Увидев, что Джон задержался в дверях гостиной, я кивнул ему, чтобы он не ждал меня и шел дальше. Мне совершенно не понравился безапелляционный тон де Равеля, но лучше было все-таки выслушать, что он собирался сказать. Я последовал за ним.
Был ясный вечер, еще не совсем стемнело, и я без труда видел де Равеля, быстрым шагом идущего впереди меня по садовой дорожке. Все в нем выдавало страшное возбуждение.
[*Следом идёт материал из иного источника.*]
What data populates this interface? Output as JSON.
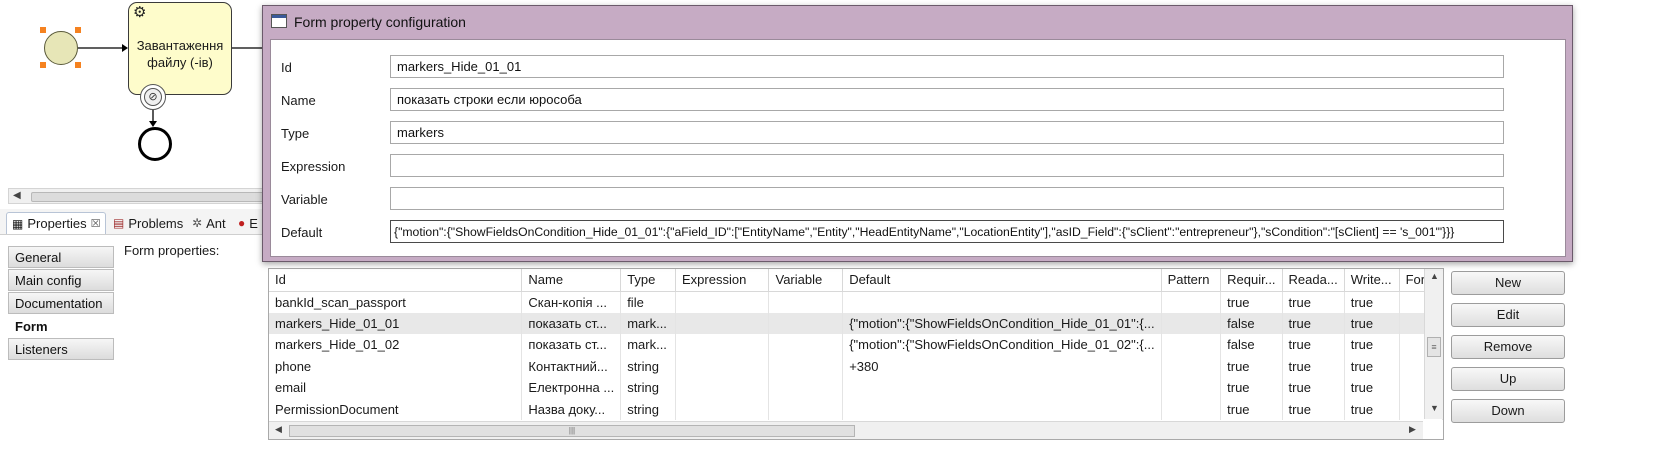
{
  "diagram": {
    "task_label": "Завантаження файлу (-ів)",
    "icons": {
      "task": "gear-icon",
      "boundary": "no-entry-icon"
    }
  },
  "views": {
    "tabs": [
      {
        "label": "Properties",
        "icon": "properties-icon",
        "active": true
      },
      {
        "label": "Problems",
        "icon": "problems-icon"
      },
      {
        "label": "Ant",
        "icon": "ant-icon"
      },
      {
        "label": "E",
        "icon": "error-log-icon"
      }
    ],
    "properties_close_glyph": "☒"
  },
  "properties": {
    "nav": [
      "General",
      "Main config",
      "Documentation",
      "Form",
      "Listeners"
    ],
    "active_nav": "Form",
    "form_label": "Form properties:"
  },
  "table": {
    "columns": [
      "Id",
      "Name",
      "Type",
      "Expression",
      "Variable",
      "Default",
      "Pattern",
      "Requir...",
      "Reada...",
      "Write...",
      "Form"
    ],
    "rows": [
      [
        "bankId_scan_passport",
        "Скан-копія ...",
        "file",
        "",
        "",
        "",
        "",
        "true",
        "true",
        "true",
        ""
      ],
      [
        "markers_Hide_01_01",
        "показать ст...",
        "mark...",
        "",
        "",
        "{\"motion\":{\"ShowFieldsOnCondition_Hide_01_01\":{...",
        "",
        "false",
        "true",
        "true",
        ""
      ],
      [
        "markers_Hide_01_02",
        "показать ст...",
        "mark...",
        "",
        "",
        "{\"motion\":{\"ShowFieldsOnCondition_Hide_01_02\":{...",
        "",
        "false",
        "true",
        "true",
        ""
      ],
      [
        "phone",
        "Контактний...",
        "string",
        "",
        "",
        "+380",
        "",
        "true",
        "true",
        "true",
        ""
      ],
      [
        "email",
        "Електронна ...",
        "string",
        "",
        "",
        "",
        "",
        "true",
        "true",
        "true",
        ""
      ],
      [
        "PermissionDocument",
        "Назва доку...",
        "string",
        "",
        "",
        "",
        "",
        "true",
        "true",
        "true",
        ""
      ]
    ],
    "selected_row": 1
  },
  "buttons": {
    "new": "New",
    "edit": "Edit",
    "remove": "Remove",
    "up": "Up",
    "down": "Down"
  },
  "dialog": {
    "title": "Form property configuration",
    "fields": {
      "id": {
        "label": "Id",
        "value": "markers_Hide_01_01"
      },
      "name": {
        "label": "Name",
        "value": "показать строки если юрособа"
      },
      "type": {
        "label": "Type",
        "value": "markers"
      },
      "expression": {
        "label": "Expression",
        "value": ""
      },
      "variable": {
        "label": "Variable",
        "value": ""
      },
      "default": {
        "label": "Default",
        "value": "{\"motion\":{\"ShowFieldsOnCondition_Hide_01_01\":{\"aField_ID\":[\"EntityName\",\"Entity\",\"HeadEntityName\",\"LocationEntity\"],\"asID_Field\":{\"sClient\":\"entrepreneur\"},\"sCondition\":\"[sClient] == 's_001'\"}}}"
      }
    }
  }
}
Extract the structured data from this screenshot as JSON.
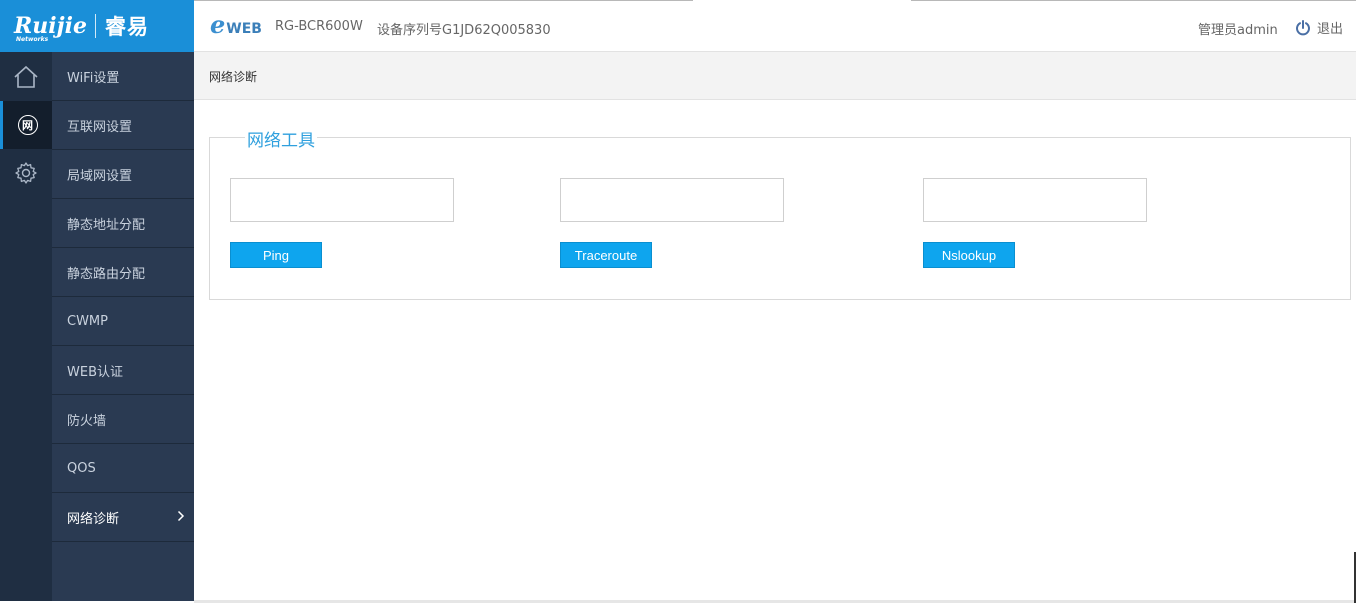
{
  "header": {
    "brand_en": "Ruijie",
    "brand_sub": "Networks",
    "brand_cn": "睿易",
    "eweb_e": "e",
    "eweb_text": "WEB",
    "model": "RG-BCR600W",
    "serial": "设备序列号G1JD62Q005830",
    "admin": "管理员admin",
    "logout": "退出"
  },
  "icon_nav": [
    {
      "icon": "home-icon"
    },
    {
      "icon": "network-icon",
      "glyph": "网",
      "active": true
    },
    {
      "icon": "gear-icon"
    }
  ],
  "menu": {
    "items": [
      {
        "label": "WiFi设置"
      },
      {
        "label": "互联网设置"
      },
      {
        "label": "局域网设置"
      },
      {
        "label": "静态地址分配"
      },
      {
        "label": "静态路由分配"
      },
      {
        "label": "CWMP"
      },
      {
        "label": "WEB认证"
      },
      {
        "label": "防火墙"
      },
      {
        "label": "QOS"
      },
      {
        "label": "网络诊断",
        "active": true
      }
    ]
  },
  "breadcrumb": "网络诊断",
  "tools": {
    "legend": "网络工具",
    "items": [
      {
        "input_value": "",
        "button": "Ping"
      },
      {
        "input_value": "",
        "button": "Traceroute"
      },
      {
        "input_value": "",
        "button": "Nslookup"
      }
    ]
  },
  "colors": {
    "brand": "#1a8fd8",
    "button": "#0ea5ee",
    "sidebar_dark": "#1f2e42",
    "sidebar_menu": "#2a3a52"
  }
}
Я не мог представить, что же он хотел мне сообщить.
Он поджидал меня в проходе между кустами напротив дома, и, должен сказать, вся эта ситуация живо напомнила мне другой вечер — казалось, такой далекий, хотя на самом деле прошло всего сорок восемь часов, — когда точно так же меня ждал здесь Эрик Скотт-Дейвис.
Де Равель не стал тратить время на прелюдии и сразу перешел к делу.
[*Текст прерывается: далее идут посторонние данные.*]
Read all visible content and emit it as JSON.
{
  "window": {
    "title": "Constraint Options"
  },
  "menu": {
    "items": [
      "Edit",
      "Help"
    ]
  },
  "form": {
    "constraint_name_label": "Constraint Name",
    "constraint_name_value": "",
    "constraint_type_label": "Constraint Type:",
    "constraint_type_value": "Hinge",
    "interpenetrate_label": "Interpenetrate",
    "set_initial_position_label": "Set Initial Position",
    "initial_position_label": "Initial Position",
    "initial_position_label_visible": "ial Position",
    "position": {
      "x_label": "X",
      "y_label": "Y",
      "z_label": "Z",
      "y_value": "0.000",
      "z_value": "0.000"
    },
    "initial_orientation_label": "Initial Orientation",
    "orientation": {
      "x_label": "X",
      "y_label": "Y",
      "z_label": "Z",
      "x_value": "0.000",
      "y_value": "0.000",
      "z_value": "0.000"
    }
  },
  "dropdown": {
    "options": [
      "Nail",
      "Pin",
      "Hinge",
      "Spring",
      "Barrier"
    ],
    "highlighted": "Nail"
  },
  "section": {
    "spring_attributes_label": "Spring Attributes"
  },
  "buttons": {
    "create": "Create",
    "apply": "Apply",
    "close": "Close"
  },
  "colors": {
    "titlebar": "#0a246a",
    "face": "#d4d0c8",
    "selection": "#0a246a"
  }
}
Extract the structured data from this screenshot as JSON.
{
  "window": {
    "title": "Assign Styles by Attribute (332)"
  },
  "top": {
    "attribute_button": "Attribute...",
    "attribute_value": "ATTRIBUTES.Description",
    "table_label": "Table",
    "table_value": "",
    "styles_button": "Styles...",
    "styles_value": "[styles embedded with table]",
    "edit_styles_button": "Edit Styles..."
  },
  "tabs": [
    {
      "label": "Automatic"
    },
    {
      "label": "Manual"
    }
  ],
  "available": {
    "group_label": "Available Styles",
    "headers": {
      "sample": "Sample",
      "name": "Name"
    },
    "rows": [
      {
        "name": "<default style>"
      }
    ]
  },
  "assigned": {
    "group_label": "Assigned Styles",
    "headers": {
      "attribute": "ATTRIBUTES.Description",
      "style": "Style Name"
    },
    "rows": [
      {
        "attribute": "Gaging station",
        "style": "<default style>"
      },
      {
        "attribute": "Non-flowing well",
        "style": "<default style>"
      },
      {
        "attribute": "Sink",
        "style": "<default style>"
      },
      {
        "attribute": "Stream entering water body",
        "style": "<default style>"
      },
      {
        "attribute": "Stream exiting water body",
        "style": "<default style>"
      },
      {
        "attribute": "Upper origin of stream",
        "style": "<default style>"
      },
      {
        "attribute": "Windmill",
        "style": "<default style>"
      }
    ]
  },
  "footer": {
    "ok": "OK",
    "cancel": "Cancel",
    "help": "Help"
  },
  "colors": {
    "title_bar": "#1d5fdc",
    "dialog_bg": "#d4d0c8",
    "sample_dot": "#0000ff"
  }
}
— Слушайте-ка, Пинкертон, — сказал он низким, неприятным голосом, а его маленькие черные усики буквально задрожали от злости. — Слушайте, какого черт вы суете свой нос в мои дела и нагло отбираете мою работу?
— Дорогой мой де Равель, — только и мог возразить я, ошеломленный его напором, — я не имею не малейшего понятия, о чем идет речь.
— Я вам не "дорогой де Равель", — почти рычал он. — Не прикидывайтесь, будто не понимаете, что я имею в виду. После того как моя жена сочла возможным выставить себя на посмешище сегодня утром, я думаю, мне не требуется ничего объяснять, и так все ясно.